Hong Kong riot police established a blockade around the city’s legislative complex Wednesday as lawmakers prepared to debate a controversial bill that would make disrespecting China’s national anthem a crime.
Police erected water-filled barriers around the complex to keep away protesters after a call went out the night before to surround the building to derail the proceedings. But thousands of protesters gathered in the city’s business district shouting pro-democracy slogans and insults at police, who fired pepper pellets at the demonstrators to disperse them.
Hong Kong lawmakers are holding a second debate on a bill that calls for anyone who intentionally insults the anthem by booing or any other means, to face up to three years in prison and fines of more than $6,000.
The bill was introduced last year in response to fans regularly booing “March of the Volunteers” during football (soccer) matches.
The global financial hub was engulfed by massive and often violent anti-government protests during the last half of 2019, sparked initially by a controversial extradition bill that eventually evolved into a demand for greater democracy. Many Hong Kongers fear their autonomy is steadily being eroded by a central government on the mainland that is increasingly meddling in its affairs.

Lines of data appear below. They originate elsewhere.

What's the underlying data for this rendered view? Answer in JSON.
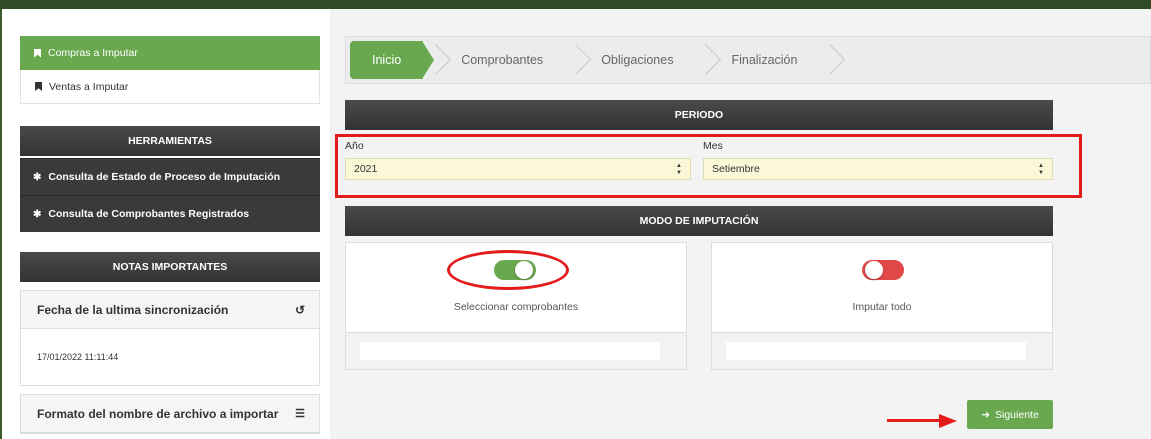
{
  "sidebar": {
    "links": [
      {
        "label": "Compras a Imputar",
        "active": true
      },
      {
        "label": "Ventas a Imputar",
        "active": false
      }
    ],
    "tools_header": "HERRAMIENTAS",
    "tools": [
      "Consulta de Estado de Proceso de Imputación",
      "Consulta de Comprobantes Registrados"
    ],
    "notes_header": "NOTAS IMPORTANTES",
    "notes": [
      {
        "title": "Fecha de la ultima sincronización",
        "icon": "history-icon",
        "body": "17/01/2022 11:11:44"
      },
      {
        "title": "Formato del nombre de archivo a importar",
        "icon": "list-icon"
      }
    ]
  },
  "wizard": {
    "steps": [
      "Inicio",
      "Comprobantes",
      "Obligaciones",
      "Finalización"
    ],
    "active_step": 0
  },
  "periodo": {
    "header": "PERIODO",
    "year_label": "Año",
    "year_value": "2021",
    "month_label": "Mes",
    "month_value": "Setiembre"
  },
  "modo": {
    "header": "MODO DE IMPUTACIÓN",
    "options": [
      {
        "label": "Seleccionar comprobantes",
        "on": true
      },
      {
        "label": "Imputar todo",
        "on": false
      }
    ]
  },
  "actions": {
    "next_label": "Siguiente"
  },
  "colors": {
    "accent": "#6aa84f",
    "danger": "#e04848",
    "annotation": "#e41b1b"
  }
}
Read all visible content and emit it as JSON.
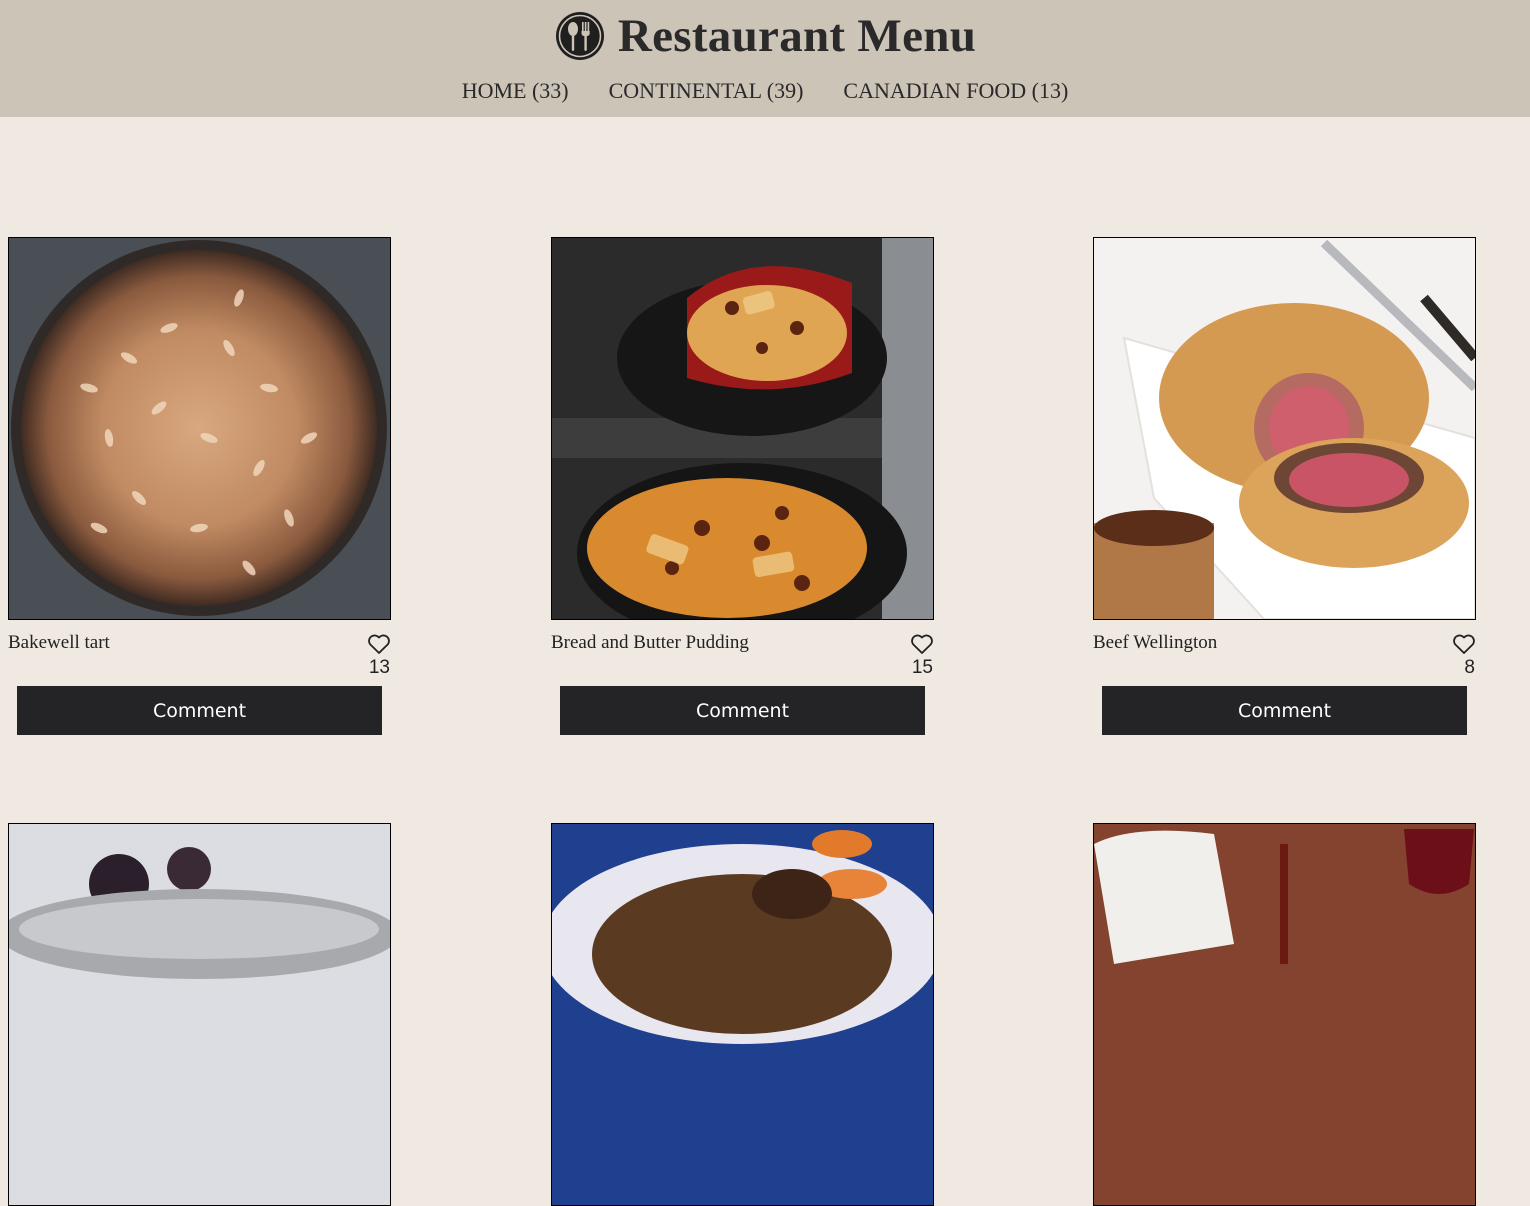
{
  "header": {
    "title": "Restaurant Menu",
    "logo_icon": "spoon-fork-icon",
    "nav": [
      {
        "label": "HOME (33)"
      },
      {
        "label": "CONTINENTAL (39)"
      },
      {
        "label": "CANADIAN FOOD (13)"
      }
    ]
  },
  "colors": {
    "header_bg": "#cdc4b8",
    "page_bg": "#f0e9e2",
    "button_bg": "#242427",
    "button_text": "#ffffff"
  },
  "items": [
    {
      "name": "Bakewell tart",
      "likes": "13",
      "comment_label": "Comment",
      "like_icon": "heart-outline-icon"
    },
    {
      "name": "Bread and Butter Pudding",
      "likes": "15",
      "comment_label": "Comment",
      "like_icon": "heart-outline-icon"
    },
    {
      "name": "Beef Wellington",
      "likes": "8",
      "comment_label": "Comment",
      "like_icon": "heart-outline-icon"
    }
  ]
}
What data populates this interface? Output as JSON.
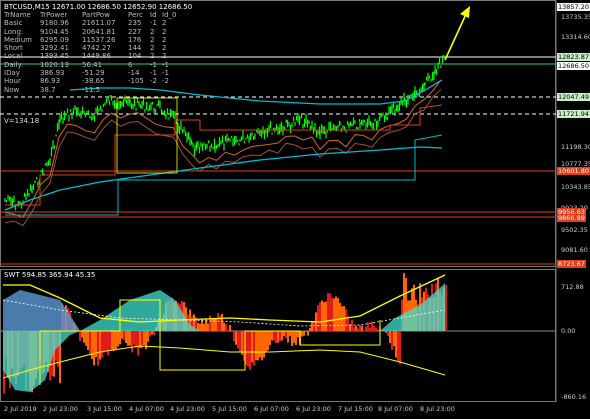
{
  "chart_header": "BTCUSD,M15  12671.00 12686.50 12652.90 12686.50",
  "indicator_header": "SWT 594.85 365.94 45.35",
  "stats_table": {
    "columns": [
      "TrName",
      "TrPower",
      "PartPow",
      "Perc",
      "Id",
      "Id_0"
    ],
    "rows": [
      [
        "Basic",
        "9180.96",
        "21611.07",
        "235",
        "-1",
        "2"
      ],
      [
        "Long:",
        "9104.45",
        "20641.81",
        "227",
        "2",
        "2"
      ],
      [
        "Medium",
        "6295.09",
        "11537.26",
        "176",
        "2",
        "2"
      ],
      [
        "Short",
        "3292.41",
        "4742.27",
        "144",
        "2",
        "2"
      ],
      [
        "Local",
        "1393.45",
        "1449.86",
        "104",
        "2",
        "2"
      ],
      [
        "Daily:",
        "1020.13",
        "56.41",
        "6",
        "-1",
        "-1"
      ],
      [
        "IDay",
        "386.93",
        "-51.29",
        "-14",
        "-1",
        "-1"
      ],
      [
        "Hour",
        "86.93",
        "-38.65",
        "-105",
        "-2",
        "-2"
      ],
      [
        "Now",
        "38.7",
        "-11.5",
        "",
        "",
        ""
      ]
    ],
    "footer": "V=134.18"
  },
  "price_axis": {
    "ticks": [
      "13735.35",
      "13314.60",
      "12686.50",
      "12047.49",
      "11198.30",
      "10777.35",
      "10343.85",
      "9923.20",
      "9502.35",
      "9081.60",
      "8660.85",
      "8240.10"
    ],
    "labels": [
      {
        "text": "13857.20",
        "bg": "#f4f4f4",
        "fg": "#000000"
      },
      {
        "text": "12823.87",
        "bg": "#c8f0c8",
        "fg": "#000000"
      },
      {
        "text": "12686.50",
        "bg": "#ffffff",
        "fg": "#000000"
      },
      {
        "text": "12047.49",
        "bg": "#c8f0c8",
        "fg": "#000000"
      },
      {
        "text": "11721.94",
        "bg": "#c8f0c8",
        "fg": "#000000"
      },
      {
        "text": "10601.80",
        "bg": "#e23c1c",
        "fg": "#ffffff"
      },
      {
        "text": "9956.63",
        "bg": "#e23c1c",
        "fg": "#ffffff"
      },
      {
        "text": "9866.89",
        "bg": "#e23c1c",
        "fg": "#ffffff"
      },
      {
        "text": "8723.67",
        "bg": "#e23c1c",
        "fg": "#ffffff"
      }
    ]
  },
  "indicator_axis": {
    "ticks": [
      "712.88",
      "0.00",
      "-860.16"
    ]
  },
  "time_axis": {
    "ticks": [
      "2 Jul 2019",
      "2 Jul 23:00",
      "3 Jul 15:00",
      "4 Jul 07:00",
      "4 Jul 23:00",
      "5 Jul 15:00",
      "6 Jul 07:00",
      "6 Jul 23:00",
      "7 Jul 15:00",
      "8 Jul 07:00",
      "8 Jul 23:00"
    ]
  },
  "colors": {
    "background": "#000000",
    "candle": "#00ff00",
    "ma_fast": "#d2691e",
    "ma_slow": "#a0522d",
    "band": "#00bcd4",
    "support": "#e23c1c",
    "resistance": "#ffff00",
    "arrow": "#ffff00",
    "hist_orange": "#ff6600",
    "hist_red": "#e11b1b",
    "hist_cyan": "#40e0d0",
    "hist_blue": "#5b9bd5",
    "grid_dot": "#ffffff"
  }
}
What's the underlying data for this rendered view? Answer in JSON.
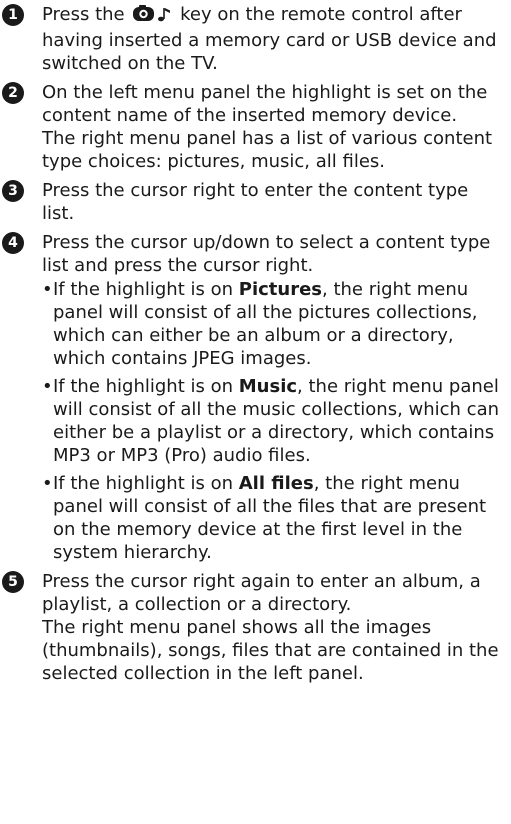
{
  "steps": [
    {
      "number": "1",
      "text_before_icon": "Press the",
      "icon": "camera-music-key-icon",
      "text_after_icon": "key on the remote control after having inserted a memory card or USB device and switched on the TV."
    },
    {
      "number": "2",
      "paragraph1": "On the left menu panel the highlight is set on the content name of the inserted memory device.",
      "paragraph2": "The right menu panel has a list of various content type choices: pictures, music, all files."
    },
    {
      "number": "3",
      "text": "Press the cursor right to enter the content type list."
    },
    {
      "number": "4",
      "text": "Press the cursor up/down to select a content type list and press the cursor right.",
      "bullets": [
        {
          "bullet": "•",
          "prefix": "If the highlight is on",
          "keyword": "Pictures",
          "text": ", the right menu panel will consist of all the pictures collections, which can either be an album or a directory, which contains JPEG images."
        },
        {
          "bullet": "•",
          "prefix": "If the highlight is on",
          "keyword": "Music",
          "text": ", the right menu panel will consist of all the music collections, which can either be a playlist or a directory, which contains MP3 or MP3 (Pro) audio files."
        },
        {
          "bullet": "•",
          "prefix": "If the highlight is on",
          "keyword": "All files",
          "text": ", the right menu panel will consist of all the files that are present on the memory device at the first level in the system hierarchy."
        }
      ]
    },
    {
      "number": "5",
      "paragraph1": "Press the cursor right again to enter an album, a playlist, a collection or a directory.",
      "paragraph2": "The right menu panel shows all the images (thumbnails), songs, files that are contained in the selected collection in the left panel."
    }
  ]
}
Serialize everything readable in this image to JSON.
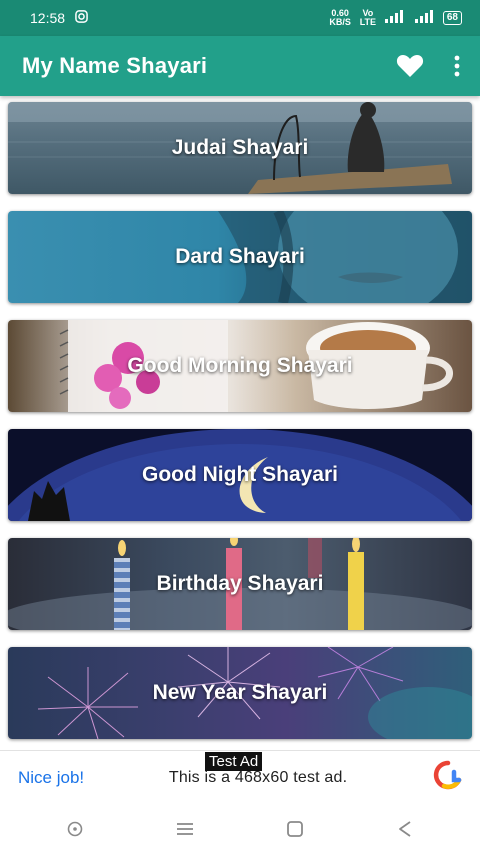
{
  "status_bar": {
    "time": "12:58",
    "speed_value": "0.60",
    "speed_unit": "KB/S",
    "network_type": "Vo LTE",
    "battery": "68"
  },
  "app_bar": {
    "title": "My Name Shayari",
    "favorite_icon": "heart-icon",
    "menu_icon": "more-vert-icon"
  },
  "categories": [
    {
      "label": "Judai Shayari"
    },
    {
      "label": "Dard Shayari"
    },
    {
      "label": "Good Morning Shayari"
    },
    {
      "label": "Good Night Shayari"
    },
    {
      "label": "Birthday Shayari"
    },
    {
      "label": "New Year Shayari"
    }
  ],
  "ad": {
    "tag": "Test Ad",
    "nice": "Nice job!",
    "text": "This is a 468x60 test ad."
  },
  "colors": {
    "status_bar": "#1a8a74",
    "app_bar": "#22a08a",
    "ad_link": "#1a73e8"
  }
}
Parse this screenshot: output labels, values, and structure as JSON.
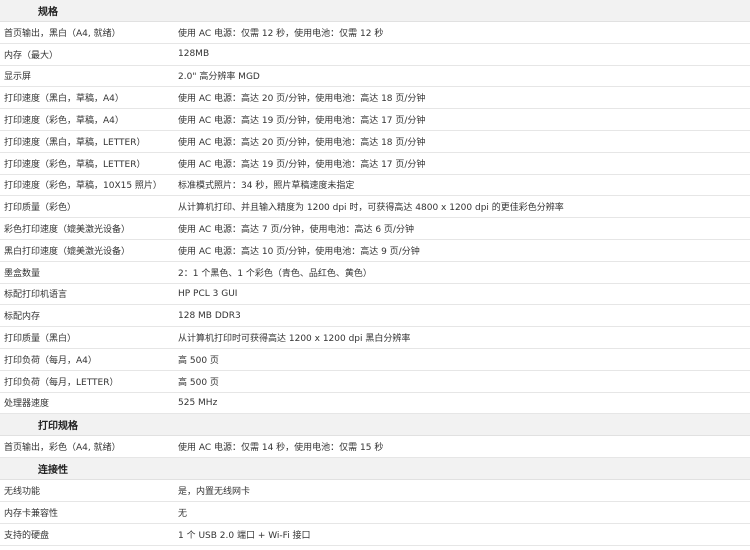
{
  "sections": [
    {
      "title": "规格",
      "rows": [
        {
          "label": "首页输出，黑白（A4, 就绪）",
          "value": "使用 AC 电源：仅需 12 秒，使用电池：仅需 12 秒"
        },
        {
          "label": "内存（最大）",
          "value": "128MB"
        },
        {
          "label": "显示屏",
          "value": "2.0\" 高分辨率 MGD"
        },
        {
          "label": "打印速度（黑白，草稿，A4）",
          "value": "使用 AC 电源：高达 20 页/分钟，使用电池：高达 18 页/分钟"
        },
        {
          "label": "打印速度（彩色，草稿，A4）",
          "value": "使用 AC 电源：高达 19 页/分钟，使用电池：高达 17 页/分钟"
        },
        {
          "label": "打印速度（黑白，草稿，LETTER）",
          "value": "使用 AC 电源：高达 20 页/分钟，使用电池：高达 18 页/分钟"
        },
        {
          "label": "打印速度（彩色，草稿，LETTER）",
          "value": "使用 AC 电源：高达 19 页/分钟，使用电池：高达 17 页/分钟"
        },
        {
          "label": "打印速度（彩色，草稿，10X15 照片）",
          "value": "标准模式照片：34 秒，照片草稿速度未指定"
        },
        {
          "label": "打印质量（彩色）",
          "value": "从计算机打印、并且输入精度为 1200 dpi 时，可获得高达 4800 x 1200 dpi 的更佳彩色分辨率"
        },
        {
          "label": "彩色打印速度（媲美激光设备）",
          "value": "使用 AC 电源：高达 7 页/分钟，使用电池：高达 6 页/分钟"
        },
        {
          "label": "黑白打印速度（媲美激光设备）",
          "value": "使用 AC 电源：高达 10 页/分钟，使用电池：高达 9 页/分钟"
        },
        {
          "label": "墨盒数量",
          "value": "2：1 个黑色、1 个彩色（青色、品红色、黄色）"
        },
        {
          "label": "标配打印机语言",
          "value": "HP PCL 3 GUI"
        },
        {
          "label": "标配内存",
          "value": "128 MB DDR3"
        },
        {
          "label": "打印质量（黑白）",
          "value": "从计算机打印时可获得高达 1200 x 1200 dpi 黑白分辨率"
        },
        {
          "label": "打印负荷（每月，A4）",
          "value": "高 500 页"
        },
        {
          "label": "打印负荷（每月，LETTER）",
          "value": "高 500 页"
        },
        {
          "label": "处理器速度",
          "value": "525 MHz"
        }
      ]
    },
    {
      "title": "打印规格",
      "rows": [
        {
          "label": "首页输出，彩色（A4, 就绪）",
          "value": "使用 AC 电源：仅需 14 秒，使用电池：仅需 15 秒"
        }
      ]
    },
    {
      "title": "连接性",
      "rows": [
        {
          "label": "无线功能",
          "value": "是，内置无线网卡"
        },
        {
          "label": "内存卡兼容性",
          "value": "无"
        },
        {
          "label": "支持的硬盘",
          "value": "1 个 USB 2.0 端口 + Wi-Fi 接口"
        }
      ]
    }
  ]
}
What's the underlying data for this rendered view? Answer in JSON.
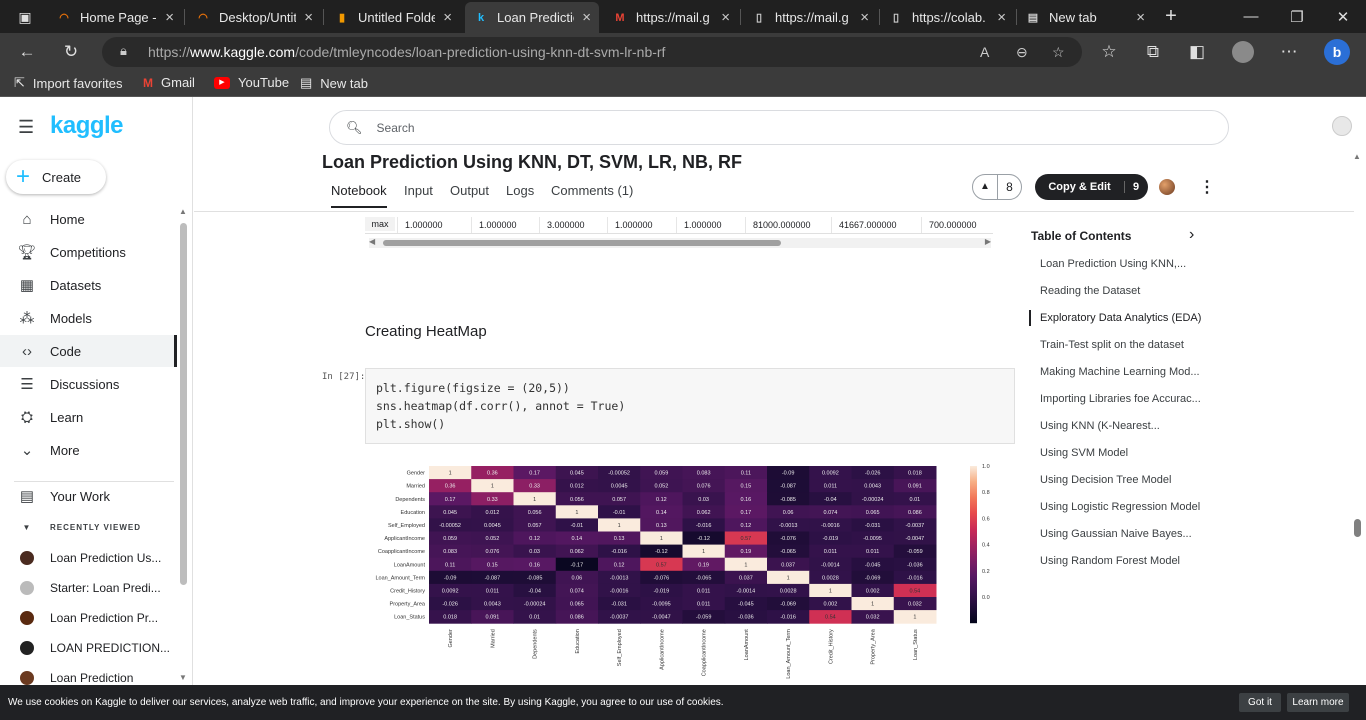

The debate over the national anthem bill coincides with a proposed national security law unveiled last week in China’s national congress that would prevent and punish acts of “secession, subversion or terrorism activities” that threaten national security. The law would also allow Chinese national security organs to set up agencies in Hong Kong.
The legislation has been condemned by business groups and Western nations as the death knell for Hong Kong’s status under the “one country, two systems” concept established after Britain handed over control of the financial hub to China in 1997, especially since the proposed law bypasses Hong Kong’s legislature.